The result? We are gradually teaching young people corruption under the guise of compassion.
Just look at the numbers. According to the National Center for Education Statistics, 18 per cent of male and 22 per cent of female college undergraduates report having a disability. Among non-binary students the figure jumps to 54 per cent. The figures are especially striking at elite universities.
Writing in The Atlantic, Rose Horowitch reported that more than 20 per cent of undergrads at Brown University and Harvard University were registered as disabled. At Amherst College the figure exceeded 30 per cent. At Stanford it approached 40 per cent.

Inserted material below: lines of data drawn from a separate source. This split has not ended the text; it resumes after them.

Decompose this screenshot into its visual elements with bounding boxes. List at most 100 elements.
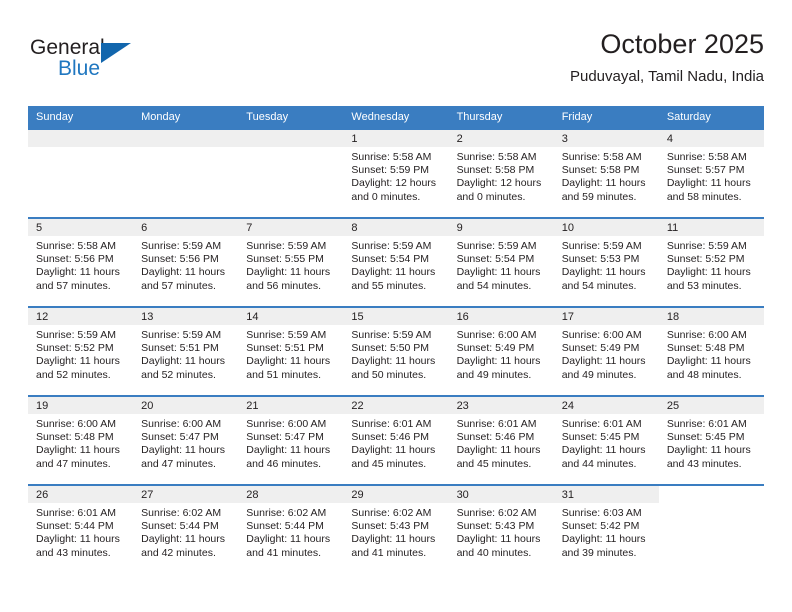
calendar-cell: 7 Sunrise: 5:59 AM Sunset: 5:55 PM Daylight… [238, 217, 344, 307]
sunrise-text: Sunrise: 6:03 AM [561, 507, 642, 519]
day-cell[interactable]: 28 Sunrise: 6:02 AM Sunset: 5:44 PM Dayligh… [238, 486, 344, 573]
sunrise-text: Sunrise: 5:58 AM [456, 151, 537, 163]
sunrise-text: Sunrise: 6:00 AM [246, 418, 327, 430]
sunset-text: Sunset: 5:47 PM [141, 431, 219, 444]
sunrise-text: Sunrise: 5:58 AM [351, 151, 432, 163]
sunset-text: Sunset: 5:43 PM [456, 520, 535, 533]
sunset-text: Sunset: 5:56 PM [36, 253, 114, 266]
day-cell[interactable]: 14 Sunrise: 5:59 AM Sunset: 5:51 PM Dayligh… [238, 308, 344, 395]
day-cell[interactable]: 3 Sunrise: 5:58 AM Sunset: 5:58 PM Daylight… [553, 130, 659, 217]
day-details: Sunrise: 5:59 AM Sunset: 5:54 PM Daylight:… [343, 236, 448, 293]
sunrise-text: Sunrise: 6:02 AM [246, 507, 327, 519]
daylight-text: Daylight: 11 hours and 56 minutes. [246, 266, 331, 292]
day-cell[interactable]: 23 Sunrise: 6:01 AM Sunset: 5:46 PM Dayligh… [448, 397, 554, 484]
day-details: Sunrise: 5:59 AM Sunset: 5:52 PM Daylight:… [28, 325, 133, 382]
calendar-week-row: 12 Sunrise: 5:59 AM Sunset: 5:52 PM Dayligh… [28, 306, 764, 396]
day-details: Sunrise: 5:58 AM Sunset: 5:58 PM Daylight:… [554, 147, 659, 204]
day-cell[interactable]: 15 Sunrise: 5:59 AM Sunset: 5:50 PM Dayligh… [343, 308, 449, 395]
calendar-cell: 16 Sunrise: 6:00 AM Sunset: 5:49 PM Dayligh… [448, 306, 554, 396]
sunrise-text: Sunrise: 5:59 AM [141, 329, 222, 341]
day-number: 16 [448, 308, 554, 325]
calendar-cell: 17 Sunrise: 6:00 AM Sunset: 5:49 PM Dayligh… [553, 306, 659, 396]
day-details: Sunrise: 5:59 AM Sunset: 5:52 PM Daylight:… [659, 236, 764, 293]
calendar-cell: 19 Sunrise: 6:00 AM Sunset: 5:48 PM Dayligh… [28, 395, 134, 485]
calendar-cell: 2 Sunrise: 5:58 AM Sunset: 5:58 PM Daylight… [448, 128, 554, 218]
sunrise-text: Sunrise: 5:59 AM [141, 240, 222, 252]
sunrise-text: Sunrise: 5:59 AM [666, 240, 747, 252]
calendar-week-row: 26 Sunrise: 6:01 AM Sunset: 5:44 PM Dayligh… [28, 484, 764, 574]
day-cell[interactable]: 11 Sunrise: 5:59 AM Sunset: 5:52 PM Dayligh… [658, 219, 764, 306]
calendar-cell [238, 128, 344, 218]
day-number: 24 [553, 397, 659, 414]
day-cell[interactable]: 5 Sunrise: 5:58 AM Sunset: 5:56 PM Daylight… [28, 219, 134, 306]
day-cell[interactable]: 17 Sunrise: 6:00 AM Sunset: 5:49 PM Dayligh… [553, 308, 659, 395]
day-cell[interactable]: 2 Sunrise: 5:58 AM Sunset: 5:58 PM Daylight… [448, 130, 554, 217]
day-cell[interactable]: 7 Sunrise: 5:59 AM Sunset: 5:55 PM Daylight… [238, 219, 344, 306]
day-details: Sunrise: 6:02 AM Sunset: 5:44 PM Daylight:… [238, 503, 343, 560]
daylight-text: Daylight: 11 hours and 53 minutes. [666, 266, 751, 292]
sunset-text: Sunset: 5:49 PM [561, 342, 640, 355]
day-cell[interactable]: 16 Sunrise: 6:00 AM Sunset: 5:49 PM Dayligh… [448, 308, 554, 395]
sunrise-text: Sunrise: 5:59 AM [246, 240, 327, 252]
day-number: 26 [28, 486, 134, 503]
sunrise-text: Sunrise: 6:02 AM [141, 507, 222, 519]
day-cell[interactable]: 25 Sunrise: 6:01 AM Sunset: 5:45 PM Dayligh… [658, 397, 764, 484]
sunrise-text: Sunrise: 6:00 AM [561, 329, 642, 341]
day-number: 13 [133, 308, 239, 325]
day-cell[interactable]: 18 Sunrise: 6:00 AM Sunset: 5:48 PM Dayligh… [658, 308, 764, 395]
day-number: 3 [553, 130, 659, 147]
calendar-cell: 13 Sunrise: 5:59 AM Sunset: 5:51 PM Dayligh… [133, 306, 239, 396]
day-cell[interactable]: 1 Sunrise: 5:58 AM Sunset: 5:59 PM Daylight… [343, 130, 449, 217]
daylight-text: Daylight: 11 hours and 47 minutes. [141, 444, 225, 470]
daylight-text: Daylight: 12 hours and 0 minutes. [351, 177, 437, 203]
daylight-text: Daylight: 11 hours and 41 minutes. [246, 533, 331, 559]
sunset-text: Sunset: 5:43 PM [351, 520, 430, 533]
day-number: 5 [28, 219, 134, 236]
day-number: 31 [553, 486, 659, 503]
day-details: Sunrise: 6:00 AM Sunset: 5:47 PM Daylight:… [238, 414, 343, 471]
calendar-cell: 23 Sunrise: 6:01 AM Sunset: 5:46 PM Dayligh… [448, 395, 554, 485]
calendar-page: General Blue October 2025 Puduvayal, Tam… [0, 0, 792, 612]
day-cell[interactable]: 27 Sunrise: 6:02 AM Sunset: 5:44 PM Dayligh… [133, 486, 239, 573]
day-cell[interactable]: 26 Sunrise: 6:01 AM Sunset: 5:44 PM Dayligh… [28, 486, 134, 573]
daylight-text: Daylight: 11 hours and 52 minutes. [141, 355, 225, 381]
day-cell[interactable]: 22 Sunrise: 6:01 AM Sunset: 5:46 PM Dayligh… [343, 397, 449, 484]
day-cell[interactable]: 20 Sunrise: 6:00 AM Sunset: 5:47 PM Dayligh… [133, 397, 239, 484]
day-number: 8 [343, 219, 449, 236]
day-cell[interactable]: 8 Sunrise: 5:59 AM Sunset: 5:54 PM Daylight… [343, 219, 449, 306]
calendar-cell [658, 484, 764, 574]
day-number: 6 [133, 219, 239, 236]
general-blue-logo[interactable]: General Blue [28, 36, 168, 92]
calendar-cell: 12 Sunrise: 5:59 AM Sunset: 5:52 PM Dayligh… [28, 306, 134, 396]
daylight-text: Daylight: 11 hours and 49 minutes. [561, 355, 646, 381]
daylight-text: Daylight: 11 hours and 51 minutes. [246, 355, 331, 381]
sunset-text: Sunset: 5:45 PM [561, 431, 640, 444]
weekday-header-tuesday: Tuesday [238, 106, 344, 129]
day-cell[interactable]: 9 Sunrise: 5:59 AM Sunset: 5:54 PM Daylight… [448, 219, 554, 306]
day-cell[interactable]: 6 Sunrise: 5:59 AM Sunset: 5:56 PM Daylight… [133, 219, 239, 306]
day-number: 2 [448, 130, 554, 147]
day-cell[interactable]: 29 Sunrise: 6:02 AM Sunset: 5:43 PM Dayligh… [343, 486, 449, 573]
daylight-text: Daylight: 11 hours and 48 minutes. [666, 355, 751, 381]
day-cell[interactable]: 24 Sunrise: 6:01 AM Sunset: 5:45 PM Dayligh… [553, 397, 659, 484]
day-number: 10 [553, 219, 659, 236]
day-cell[interactable]: 13 Sunrise: 5:59 AM Sunset: 5:51 PM Dayligh… [133, 308, 239, 395]
sunrise-text: Sunrise: 6:01 AM [456, 418, 537, 430]
day-number: 30 [448, 486, 554, 503]
day-cell[interactable]: 21 Sunrise: 6:00 AM Sunset: 5:47 PM Dayligh… [238, 397, 344, 484]
day-cell-empty [133, 130, 239, 217]
day-cell[interactable]: 30 Sunrise: 6:02 AM Sunset: 5:43 PM Dayligh… [448, 486, 554, 573]
sunrise-text: Sunrise: 6:01 AM [36, 507, 116, 519]
day-details: Sunrise: 6:02 AM Sunset: 5:43 PM Daylight:… [449, 503, 554, 560]
day-number: 23 [448, 397, 554, 414]
sunrise-text: Sunrise: 6:00 AM [36, 418, 116, 430]
sunset-text: Sunset: 5:59 PM [351, 164, 430, 177]
day-cell[interactable]: 19 Sunrise: 6:00 AM Sunset: 5:48 PM Dayligh… [28, 397, 134, 484]
day-number: 1 [343, 130, 449, 147]
day-cell[interactable]: 10 Sunrise: 5:59 AM Sunset: 5:53 PM Dayligh… [553, 219, 659, 306]
day-cell[interactable]: 31 Sunrise: 6:03 AM Sunset: 5:42 PM Dayligh… [553, 486, 659, 573]
day-cell[interactable]: 4 Sunrise: 5:58 AM Sunset: 5:57 PM Daylight… [658, 130, 764, 217]
day-cell[interactable]: 12 Sunrise: 5:59 AM Sunset: 5:52 PM Dayligh… [28, 308, 134, 395]
sunset-text: Sunset: 5:44 PM [36, 520, 114, 533]
sunrise-text: Sunrise: 6:02 AM [456, 507, 537, 519]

The rise is sharpest at the most selective schools, with only 3 to 4 per cent of students receiving accommodations at community colleges.
In her piece, Johnson argued that anyone who did not cheat was putting themselves at a disadvantage. “Stanford has made gaming the system the logical choice,” she wrote. “The students are not exactly cheating and if they are, can you blame them?” Yes, you can.
Something has shifted about American attitudes towards rules, especially among members of Gen Z. A 2020 survey from the American Enterprise Institute found that relative to older adults, young people are less likely to agree with the statement: “It is more important to always follow the rules even if it means you may be less successful.” At the same time, young people are more likely to say it is acceptable to get ahead even if it requires bending or breaking the rules. The trend points towards a lower-trust society, where rules are seen less as shared guardrails and more as inconvenient obstacles to work around.